Monday, August 6, 2007

Trigger-Happy Jack

When the rubber hits the road, only the execution of the trade will matter when investing in penny stocks. Throw away all the research, the luck, the confirmation, and the whole shebang. If you don’t buy in at the right time or sell when the harvest is plentiful, you’re setting yourself up for a painful experience. Particularly noticeable in the pink land of the lower exchanges, entry and exit points require both a form of patience and resolve for the best possible outcome.

Penny stocks are inherently cheap. Yet ironically they typically trade on the same interval scale as those of the upper exchanges. Investors hate to trade on subpenny intervals (ie. $0.1234) when they’re not coerced to do so (they are forced to do so when a stock drops below a penny). Unfortunately, this also adds to the volatility of the trades. For example, an 8-cent stock will typically jump on a 12.5% gain or loss on a single tick.

Because of this, following a company’s trading patterns is a vital part of investing on the lower exchanges.

Does the company have low volume?

Is the company trading sideways or does it sink and rise regularly?

How does the stock react to certain news?

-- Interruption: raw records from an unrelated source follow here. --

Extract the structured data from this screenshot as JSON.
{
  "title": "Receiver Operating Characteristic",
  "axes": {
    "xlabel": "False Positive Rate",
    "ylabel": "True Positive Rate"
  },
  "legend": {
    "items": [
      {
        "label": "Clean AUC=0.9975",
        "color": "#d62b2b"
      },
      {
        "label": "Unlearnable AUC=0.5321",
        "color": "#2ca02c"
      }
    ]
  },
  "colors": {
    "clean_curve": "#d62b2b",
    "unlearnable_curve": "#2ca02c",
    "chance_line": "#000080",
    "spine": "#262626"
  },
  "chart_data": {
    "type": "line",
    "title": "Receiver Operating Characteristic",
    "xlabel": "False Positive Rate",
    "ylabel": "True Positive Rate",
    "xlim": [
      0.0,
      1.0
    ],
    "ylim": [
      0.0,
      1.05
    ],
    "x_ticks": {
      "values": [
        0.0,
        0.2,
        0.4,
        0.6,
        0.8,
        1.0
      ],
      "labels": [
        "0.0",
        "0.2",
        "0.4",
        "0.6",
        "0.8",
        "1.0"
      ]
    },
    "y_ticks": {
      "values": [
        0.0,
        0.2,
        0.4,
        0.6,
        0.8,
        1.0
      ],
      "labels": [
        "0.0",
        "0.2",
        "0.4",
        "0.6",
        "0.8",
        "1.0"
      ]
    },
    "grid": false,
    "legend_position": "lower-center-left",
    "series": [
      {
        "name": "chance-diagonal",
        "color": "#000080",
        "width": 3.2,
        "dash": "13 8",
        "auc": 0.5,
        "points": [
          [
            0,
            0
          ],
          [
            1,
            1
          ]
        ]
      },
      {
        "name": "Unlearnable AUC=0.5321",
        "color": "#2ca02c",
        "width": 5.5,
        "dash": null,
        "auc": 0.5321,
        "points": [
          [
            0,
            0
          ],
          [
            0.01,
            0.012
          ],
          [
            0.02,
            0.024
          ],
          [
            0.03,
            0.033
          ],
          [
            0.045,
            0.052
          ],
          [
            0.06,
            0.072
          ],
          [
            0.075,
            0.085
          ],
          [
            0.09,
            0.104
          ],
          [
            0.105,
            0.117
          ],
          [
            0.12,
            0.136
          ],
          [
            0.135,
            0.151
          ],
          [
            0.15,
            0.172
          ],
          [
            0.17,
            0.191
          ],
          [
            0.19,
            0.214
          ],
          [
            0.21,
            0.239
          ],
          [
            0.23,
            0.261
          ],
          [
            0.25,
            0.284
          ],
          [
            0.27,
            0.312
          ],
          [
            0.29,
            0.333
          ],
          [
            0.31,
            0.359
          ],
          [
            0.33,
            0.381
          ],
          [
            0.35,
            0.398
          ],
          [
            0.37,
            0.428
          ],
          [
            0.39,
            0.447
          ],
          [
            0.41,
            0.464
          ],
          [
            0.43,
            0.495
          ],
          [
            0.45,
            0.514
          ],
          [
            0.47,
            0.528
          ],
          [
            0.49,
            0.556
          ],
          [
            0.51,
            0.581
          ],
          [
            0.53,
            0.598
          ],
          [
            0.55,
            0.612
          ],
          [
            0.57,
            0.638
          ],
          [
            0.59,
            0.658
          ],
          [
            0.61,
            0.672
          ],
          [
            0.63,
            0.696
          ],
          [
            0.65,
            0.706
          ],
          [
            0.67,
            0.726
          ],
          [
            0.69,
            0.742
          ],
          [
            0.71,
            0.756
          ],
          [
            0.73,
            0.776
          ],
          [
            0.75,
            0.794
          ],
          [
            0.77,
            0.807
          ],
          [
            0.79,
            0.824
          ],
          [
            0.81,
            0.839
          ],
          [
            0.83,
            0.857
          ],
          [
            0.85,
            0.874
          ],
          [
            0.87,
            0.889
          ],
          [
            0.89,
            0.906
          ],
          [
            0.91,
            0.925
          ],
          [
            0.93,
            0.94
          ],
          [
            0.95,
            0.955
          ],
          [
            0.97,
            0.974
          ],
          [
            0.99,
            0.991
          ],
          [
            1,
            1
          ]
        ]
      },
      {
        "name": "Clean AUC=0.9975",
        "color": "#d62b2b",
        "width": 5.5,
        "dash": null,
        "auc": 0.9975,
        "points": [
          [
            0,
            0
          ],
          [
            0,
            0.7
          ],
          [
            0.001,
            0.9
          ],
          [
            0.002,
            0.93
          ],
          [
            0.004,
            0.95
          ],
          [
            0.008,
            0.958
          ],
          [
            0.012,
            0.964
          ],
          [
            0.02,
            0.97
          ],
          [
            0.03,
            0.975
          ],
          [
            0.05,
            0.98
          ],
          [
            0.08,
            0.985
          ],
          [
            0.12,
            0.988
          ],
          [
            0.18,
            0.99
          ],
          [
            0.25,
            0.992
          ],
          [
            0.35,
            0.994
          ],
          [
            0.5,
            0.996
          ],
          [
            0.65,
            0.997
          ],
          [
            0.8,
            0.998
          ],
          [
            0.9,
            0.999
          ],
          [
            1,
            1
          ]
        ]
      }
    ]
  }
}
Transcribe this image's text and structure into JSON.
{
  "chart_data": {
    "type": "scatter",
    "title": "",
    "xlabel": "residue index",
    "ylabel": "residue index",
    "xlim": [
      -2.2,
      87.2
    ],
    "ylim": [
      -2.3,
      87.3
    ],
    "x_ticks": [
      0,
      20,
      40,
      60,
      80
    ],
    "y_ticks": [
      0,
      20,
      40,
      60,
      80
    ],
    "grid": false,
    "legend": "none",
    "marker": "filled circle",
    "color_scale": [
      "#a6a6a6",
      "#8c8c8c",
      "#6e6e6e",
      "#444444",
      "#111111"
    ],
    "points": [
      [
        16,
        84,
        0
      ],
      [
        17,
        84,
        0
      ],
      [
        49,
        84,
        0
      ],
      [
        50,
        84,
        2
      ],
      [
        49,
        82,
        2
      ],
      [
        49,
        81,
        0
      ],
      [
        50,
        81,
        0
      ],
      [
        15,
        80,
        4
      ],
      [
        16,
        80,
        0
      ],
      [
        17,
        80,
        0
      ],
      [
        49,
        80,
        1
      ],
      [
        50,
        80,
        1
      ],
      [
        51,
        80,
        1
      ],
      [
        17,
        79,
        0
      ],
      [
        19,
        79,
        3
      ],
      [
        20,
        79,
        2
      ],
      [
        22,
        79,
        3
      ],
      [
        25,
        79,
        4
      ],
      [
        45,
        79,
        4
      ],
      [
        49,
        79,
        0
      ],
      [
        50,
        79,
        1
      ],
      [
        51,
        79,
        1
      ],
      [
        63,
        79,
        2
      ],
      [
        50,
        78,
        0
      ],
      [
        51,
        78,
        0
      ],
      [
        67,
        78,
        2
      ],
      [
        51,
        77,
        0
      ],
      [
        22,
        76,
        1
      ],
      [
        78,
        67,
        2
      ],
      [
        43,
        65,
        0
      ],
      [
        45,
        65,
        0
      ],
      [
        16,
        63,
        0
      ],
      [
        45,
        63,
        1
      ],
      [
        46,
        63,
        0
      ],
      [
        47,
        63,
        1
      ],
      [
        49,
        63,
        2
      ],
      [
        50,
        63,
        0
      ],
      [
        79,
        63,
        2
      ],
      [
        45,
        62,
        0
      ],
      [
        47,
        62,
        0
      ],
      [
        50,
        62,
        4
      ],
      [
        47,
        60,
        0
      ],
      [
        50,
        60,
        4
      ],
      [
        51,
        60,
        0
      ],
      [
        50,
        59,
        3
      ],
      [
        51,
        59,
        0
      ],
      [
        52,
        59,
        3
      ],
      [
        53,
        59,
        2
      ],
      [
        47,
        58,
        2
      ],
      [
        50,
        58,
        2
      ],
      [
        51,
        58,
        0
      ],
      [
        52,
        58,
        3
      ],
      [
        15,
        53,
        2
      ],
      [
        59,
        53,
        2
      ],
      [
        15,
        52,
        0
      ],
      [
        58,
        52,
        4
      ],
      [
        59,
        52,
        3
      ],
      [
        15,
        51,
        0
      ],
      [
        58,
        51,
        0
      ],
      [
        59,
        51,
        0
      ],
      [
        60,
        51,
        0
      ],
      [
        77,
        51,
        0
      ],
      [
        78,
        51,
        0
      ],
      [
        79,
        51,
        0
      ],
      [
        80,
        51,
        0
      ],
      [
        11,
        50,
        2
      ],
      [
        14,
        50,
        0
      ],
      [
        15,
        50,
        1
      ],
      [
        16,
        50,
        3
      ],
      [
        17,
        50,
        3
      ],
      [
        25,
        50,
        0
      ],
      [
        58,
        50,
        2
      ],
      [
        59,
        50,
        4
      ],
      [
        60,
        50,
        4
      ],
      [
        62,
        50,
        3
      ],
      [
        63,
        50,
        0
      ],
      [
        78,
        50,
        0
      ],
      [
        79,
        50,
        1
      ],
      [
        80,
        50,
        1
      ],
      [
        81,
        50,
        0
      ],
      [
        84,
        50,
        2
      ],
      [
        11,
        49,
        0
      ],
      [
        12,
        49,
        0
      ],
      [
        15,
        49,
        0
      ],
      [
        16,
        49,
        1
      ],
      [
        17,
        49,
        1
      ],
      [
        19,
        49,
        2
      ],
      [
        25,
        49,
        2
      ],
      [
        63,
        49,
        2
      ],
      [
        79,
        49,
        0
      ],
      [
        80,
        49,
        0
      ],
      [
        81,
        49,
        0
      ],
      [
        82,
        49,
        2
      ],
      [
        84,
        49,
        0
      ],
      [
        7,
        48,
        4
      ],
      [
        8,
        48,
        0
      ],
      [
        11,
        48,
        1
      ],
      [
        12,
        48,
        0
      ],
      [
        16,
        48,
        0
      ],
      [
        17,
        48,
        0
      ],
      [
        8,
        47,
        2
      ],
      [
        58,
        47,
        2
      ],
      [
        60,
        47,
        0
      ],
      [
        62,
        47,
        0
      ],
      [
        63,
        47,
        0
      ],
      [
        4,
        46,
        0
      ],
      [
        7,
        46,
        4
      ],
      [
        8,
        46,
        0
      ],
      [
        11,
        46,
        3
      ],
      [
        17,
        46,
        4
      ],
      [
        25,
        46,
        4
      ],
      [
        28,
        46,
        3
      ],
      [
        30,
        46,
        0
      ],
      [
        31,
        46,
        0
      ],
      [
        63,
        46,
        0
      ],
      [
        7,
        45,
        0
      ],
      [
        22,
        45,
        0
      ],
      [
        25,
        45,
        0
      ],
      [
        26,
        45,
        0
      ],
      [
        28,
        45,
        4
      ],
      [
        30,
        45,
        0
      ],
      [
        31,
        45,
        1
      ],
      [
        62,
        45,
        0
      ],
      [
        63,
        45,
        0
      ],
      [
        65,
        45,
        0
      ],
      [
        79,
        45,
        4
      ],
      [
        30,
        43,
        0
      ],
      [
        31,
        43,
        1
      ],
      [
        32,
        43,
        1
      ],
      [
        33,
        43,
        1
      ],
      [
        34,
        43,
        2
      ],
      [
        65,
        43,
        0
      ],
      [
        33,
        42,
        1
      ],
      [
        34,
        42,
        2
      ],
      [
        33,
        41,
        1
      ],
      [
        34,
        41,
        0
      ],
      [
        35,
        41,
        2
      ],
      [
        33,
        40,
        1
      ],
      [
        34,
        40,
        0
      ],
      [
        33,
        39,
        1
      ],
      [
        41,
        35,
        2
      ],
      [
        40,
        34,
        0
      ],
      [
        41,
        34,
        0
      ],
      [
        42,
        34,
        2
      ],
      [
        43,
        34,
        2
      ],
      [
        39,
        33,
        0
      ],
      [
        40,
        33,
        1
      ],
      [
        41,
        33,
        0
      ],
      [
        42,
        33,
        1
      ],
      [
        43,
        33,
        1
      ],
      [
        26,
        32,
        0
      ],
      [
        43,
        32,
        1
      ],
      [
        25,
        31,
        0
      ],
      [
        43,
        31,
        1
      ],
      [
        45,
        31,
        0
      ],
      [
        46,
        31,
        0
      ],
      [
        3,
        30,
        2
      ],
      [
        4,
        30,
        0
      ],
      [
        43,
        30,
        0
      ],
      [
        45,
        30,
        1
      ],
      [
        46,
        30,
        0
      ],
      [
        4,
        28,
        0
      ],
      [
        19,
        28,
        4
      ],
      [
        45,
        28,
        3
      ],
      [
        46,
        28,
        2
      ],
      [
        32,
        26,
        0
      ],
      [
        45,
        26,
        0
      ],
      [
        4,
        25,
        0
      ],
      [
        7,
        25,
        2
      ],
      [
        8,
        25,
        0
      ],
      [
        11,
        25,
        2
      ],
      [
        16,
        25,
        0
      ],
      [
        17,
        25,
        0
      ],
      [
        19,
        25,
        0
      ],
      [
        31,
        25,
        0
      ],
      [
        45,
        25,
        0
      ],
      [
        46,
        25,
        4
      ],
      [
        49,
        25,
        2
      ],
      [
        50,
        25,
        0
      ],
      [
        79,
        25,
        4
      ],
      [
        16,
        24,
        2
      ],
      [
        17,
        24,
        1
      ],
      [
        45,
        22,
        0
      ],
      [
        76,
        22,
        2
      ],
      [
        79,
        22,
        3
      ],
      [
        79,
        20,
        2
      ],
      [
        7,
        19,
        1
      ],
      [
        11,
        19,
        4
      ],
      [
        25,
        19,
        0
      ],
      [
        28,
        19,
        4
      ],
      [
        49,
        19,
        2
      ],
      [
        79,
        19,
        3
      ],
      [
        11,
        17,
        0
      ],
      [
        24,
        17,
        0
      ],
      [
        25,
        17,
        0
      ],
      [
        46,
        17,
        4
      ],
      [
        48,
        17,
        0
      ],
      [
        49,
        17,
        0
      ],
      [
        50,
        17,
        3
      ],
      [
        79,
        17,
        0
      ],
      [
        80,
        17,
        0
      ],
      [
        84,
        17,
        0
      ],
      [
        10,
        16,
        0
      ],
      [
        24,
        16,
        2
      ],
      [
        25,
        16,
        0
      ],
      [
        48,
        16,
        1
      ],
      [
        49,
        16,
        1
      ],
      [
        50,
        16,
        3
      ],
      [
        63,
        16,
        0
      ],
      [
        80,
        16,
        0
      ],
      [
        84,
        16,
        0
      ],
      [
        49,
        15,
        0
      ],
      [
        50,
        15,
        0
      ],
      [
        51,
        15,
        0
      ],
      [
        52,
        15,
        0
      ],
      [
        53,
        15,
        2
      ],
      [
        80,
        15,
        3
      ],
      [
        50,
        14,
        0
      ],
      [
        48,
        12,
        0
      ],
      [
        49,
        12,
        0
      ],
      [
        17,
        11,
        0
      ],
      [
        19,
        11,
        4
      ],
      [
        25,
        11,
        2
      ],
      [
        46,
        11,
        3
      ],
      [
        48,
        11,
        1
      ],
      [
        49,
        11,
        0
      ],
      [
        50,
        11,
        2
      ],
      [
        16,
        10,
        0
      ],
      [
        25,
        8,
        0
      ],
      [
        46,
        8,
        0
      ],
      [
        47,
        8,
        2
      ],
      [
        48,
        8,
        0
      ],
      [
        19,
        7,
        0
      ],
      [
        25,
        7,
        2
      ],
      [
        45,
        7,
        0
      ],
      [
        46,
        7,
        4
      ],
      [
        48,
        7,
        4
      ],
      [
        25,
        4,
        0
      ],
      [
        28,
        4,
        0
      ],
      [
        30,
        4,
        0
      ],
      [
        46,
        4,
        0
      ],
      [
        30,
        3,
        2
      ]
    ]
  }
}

We’ll go into more of this another day, but in the mean time it is always useful to get a firm understanding of how people react in various market situations. I say this because down here on the lower exchanges, your peers are typically the ones that are able to fluctuate the share price. Here are just two noticeable trends to bear in mind when it comes to executing the trade:

1) People like to trade heavily in the morning on news -- It’s very common to have morning spikes on the release of news. If you miss the spike, but feel the trend will continue, have a little patience as the price will typically retract a bit within an hour as people profit-take or panic a little less after coming to their senses

2) If a deadline approaches, a trend will not continue up to that deadline – If a company is undervalued, do not expect it to obtain a representation of its expected value prior to hitting a deadline. Even while there is momentum, this will typically cut short a few days prior to the deadline and begin to trade sideways or sink.